Reporting Bob Roberts
WILMETTE, Ill. (CBS) — Teachers, students and staff at a Wilmette school are seeing double, and with good reason.
The fifth grade at the Highcrest Middle School is claiming the world record for the most twins in one grade of a single school.
District 39 Supt. Raymond Lechner gives twins Ryan and Luke Novosel credit for discovering the old record of 16 in one grade when paging through a copy of the Guinness Book of World Records that Ryan received for Christmas one night in January as Ryan read in bed. They immediately told their parents. Their dad, Mike Novosel, looked through the school directory and counted 23 families with “5-5” after their names, denoting two children in the same grade.
Mike Novosel contacted Guinness Book editors, who in turn demanded proof in the form of birth certificates, school registrations and a photo of all 46, which will be shot Wednesday.
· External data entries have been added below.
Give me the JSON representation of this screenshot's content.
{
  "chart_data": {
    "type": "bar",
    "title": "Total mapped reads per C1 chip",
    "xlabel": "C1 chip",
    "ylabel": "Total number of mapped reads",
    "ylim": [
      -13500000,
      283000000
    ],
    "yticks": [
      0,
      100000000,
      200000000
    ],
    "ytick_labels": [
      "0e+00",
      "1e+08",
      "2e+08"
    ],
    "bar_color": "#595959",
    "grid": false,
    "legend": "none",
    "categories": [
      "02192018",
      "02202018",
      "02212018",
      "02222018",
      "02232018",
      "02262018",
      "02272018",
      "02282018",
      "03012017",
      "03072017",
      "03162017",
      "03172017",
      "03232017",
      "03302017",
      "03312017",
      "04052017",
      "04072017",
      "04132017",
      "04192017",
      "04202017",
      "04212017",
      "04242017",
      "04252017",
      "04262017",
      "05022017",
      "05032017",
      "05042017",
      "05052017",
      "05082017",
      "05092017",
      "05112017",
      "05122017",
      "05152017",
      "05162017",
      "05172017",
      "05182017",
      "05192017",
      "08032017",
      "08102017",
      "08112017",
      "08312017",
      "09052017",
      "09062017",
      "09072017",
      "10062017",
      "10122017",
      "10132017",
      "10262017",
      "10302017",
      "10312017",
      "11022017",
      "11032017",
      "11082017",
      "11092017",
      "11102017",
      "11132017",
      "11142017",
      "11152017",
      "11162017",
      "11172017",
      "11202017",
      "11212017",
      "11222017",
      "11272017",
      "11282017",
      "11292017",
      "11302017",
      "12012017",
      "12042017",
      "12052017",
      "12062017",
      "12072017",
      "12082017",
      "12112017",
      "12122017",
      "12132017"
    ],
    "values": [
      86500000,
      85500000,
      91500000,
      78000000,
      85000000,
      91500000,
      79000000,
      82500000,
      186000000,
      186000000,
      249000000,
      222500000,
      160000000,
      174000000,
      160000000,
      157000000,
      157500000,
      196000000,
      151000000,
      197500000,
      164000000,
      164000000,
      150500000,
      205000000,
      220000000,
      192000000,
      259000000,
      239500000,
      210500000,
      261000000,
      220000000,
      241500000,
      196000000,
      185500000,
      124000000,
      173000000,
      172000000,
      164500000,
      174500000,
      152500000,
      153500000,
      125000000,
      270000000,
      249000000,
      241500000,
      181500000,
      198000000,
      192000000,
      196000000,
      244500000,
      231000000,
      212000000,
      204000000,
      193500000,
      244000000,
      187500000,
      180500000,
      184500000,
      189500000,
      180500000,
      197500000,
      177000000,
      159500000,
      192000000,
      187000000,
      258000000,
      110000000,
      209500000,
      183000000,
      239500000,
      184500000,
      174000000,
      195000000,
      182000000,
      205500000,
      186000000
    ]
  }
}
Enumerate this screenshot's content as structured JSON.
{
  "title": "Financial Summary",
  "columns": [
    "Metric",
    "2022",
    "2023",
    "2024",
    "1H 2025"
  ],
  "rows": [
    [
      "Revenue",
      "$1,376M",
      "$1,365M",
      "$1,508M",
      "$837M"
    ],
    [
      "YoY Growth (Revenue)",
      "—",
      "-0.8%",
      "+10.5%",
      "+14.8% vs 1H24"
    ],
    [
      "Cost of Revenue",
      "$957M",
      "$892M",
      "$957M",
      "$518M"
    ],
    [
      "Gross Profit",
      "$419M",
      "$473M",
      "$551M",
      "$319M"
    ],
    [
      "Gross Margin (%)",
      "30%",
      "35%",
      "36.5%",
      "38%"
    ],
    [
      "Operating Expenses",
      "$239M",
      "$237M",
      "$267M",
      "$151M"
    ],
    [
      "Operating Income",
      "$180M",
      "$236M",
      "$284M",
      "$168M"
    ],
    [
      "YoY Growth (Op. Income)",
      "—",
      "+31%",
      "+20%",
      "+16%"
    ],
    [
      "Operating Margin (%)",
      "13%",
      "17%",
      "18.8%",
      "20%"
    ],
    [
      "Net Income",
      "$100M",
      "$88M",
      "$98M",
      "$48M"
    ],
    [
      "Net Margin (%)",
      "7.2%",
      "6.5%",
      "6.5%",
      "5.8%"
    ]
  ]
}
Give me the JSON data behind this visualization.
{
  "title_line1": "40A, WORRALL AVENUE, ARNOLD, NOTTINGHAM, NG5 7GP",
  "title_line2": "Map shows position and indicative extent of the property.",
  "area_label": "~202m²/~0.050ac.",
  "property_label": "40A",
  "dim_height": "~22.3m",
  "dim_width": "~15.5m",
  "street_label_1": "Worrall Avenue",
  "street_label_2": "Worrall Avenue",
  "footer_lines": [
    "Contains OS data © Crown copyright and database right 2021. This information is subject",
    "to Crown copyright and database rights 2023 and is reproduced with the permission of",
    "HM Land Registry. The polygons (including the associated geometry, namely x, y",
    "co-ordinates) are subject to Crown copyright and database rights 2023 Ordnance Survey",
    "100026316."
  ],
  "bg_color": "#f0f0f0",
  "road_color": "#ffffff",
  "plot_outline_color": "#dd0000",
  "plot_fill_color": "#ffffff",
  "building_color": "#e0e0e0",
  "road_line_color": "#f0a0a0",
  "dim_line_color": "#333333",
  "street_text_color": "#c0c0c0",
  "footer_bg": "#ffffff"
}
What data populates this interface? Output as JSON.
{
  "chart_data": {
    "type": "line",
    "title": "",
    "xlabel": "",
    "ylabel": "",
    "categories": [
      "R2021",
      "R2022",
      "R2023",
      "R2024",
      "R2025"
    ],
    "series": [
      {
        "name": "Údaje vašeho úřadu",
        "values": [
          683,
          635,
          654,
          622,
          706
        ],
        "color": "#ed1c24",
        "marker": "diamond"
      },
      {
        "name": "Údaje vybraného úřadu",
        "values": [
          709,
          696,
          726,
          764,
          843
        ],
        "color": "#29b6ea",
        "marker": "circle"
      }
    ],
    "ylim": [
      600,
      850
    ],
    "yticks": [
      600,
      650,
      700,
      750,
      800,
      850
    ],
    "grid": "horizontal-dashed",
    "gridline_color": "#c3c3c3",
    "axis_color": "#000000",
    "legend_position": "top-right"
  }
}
There are some oddities. While all were born in the post-9/11 spike in births, only one set are believed to be identical, the rest fraternal. One set was born on different days – a few minutes either side of midnight. But the Novosel twins’ mother, Nancy Fendley, said Guinness has raised no red flags so far.
Lechner said he expects District 39 to update the record each year, if possible, as they move from Highcrest into Wilmette Junior High School. The Novosels said they already plan to resubmit for the record when they arrive as freshmen at New Trier Township High School, assuming that other feeder schools from Wilmette, Glenview, Winnetka, Glencoe and Northfield have other sets of twins.
The National Center for Health Statistics, quoted in a story for the New York Times, said between 1980 and 2009, the rate of twin births increased by 76 percent. About one in 30 babies born in the United States is a twin.
The study credits most of the increase to the increased use of fertility drugs.
That doesn’t explain why so many twins are enrolled at Highcrest, although Fendley said about half of the twins began their schooling in Wilmette at Central School in east Wilmette. Three elementary schools feed into Highcrest, which is District 39’s only middle school, for 5th- and 6th-grade students.
Some of the twins, such as the Novosels, say one can begin a sentence and the other can finish it, but that’s not the case with all of them. Aidan and Maeve Holmberg can remember sharing the same dream once in their 11 years – a scary one – but their taste in sports is different, even though they play on the same Little League team.
“We don’t really have the same thoughts, but some people say we look alike, which I really don’t see,” Aidan said.
“He’s more of a hockey fan and I’m more of a baseball fan,” Maeve said. “We both like football.”
Ryan Novosel said he didn’t want to spread the word, at least until the Guinness editors began to ask for documentation on the new record and many parents had to obtain duplicate birth certificates.
Even with 18 5th grade sections and 480 students overall, scheduling can be a nightmare for principal David Palzet, who said some parents want their twins together and others don’t.
“We try to honor their wishes the best we can,” he said.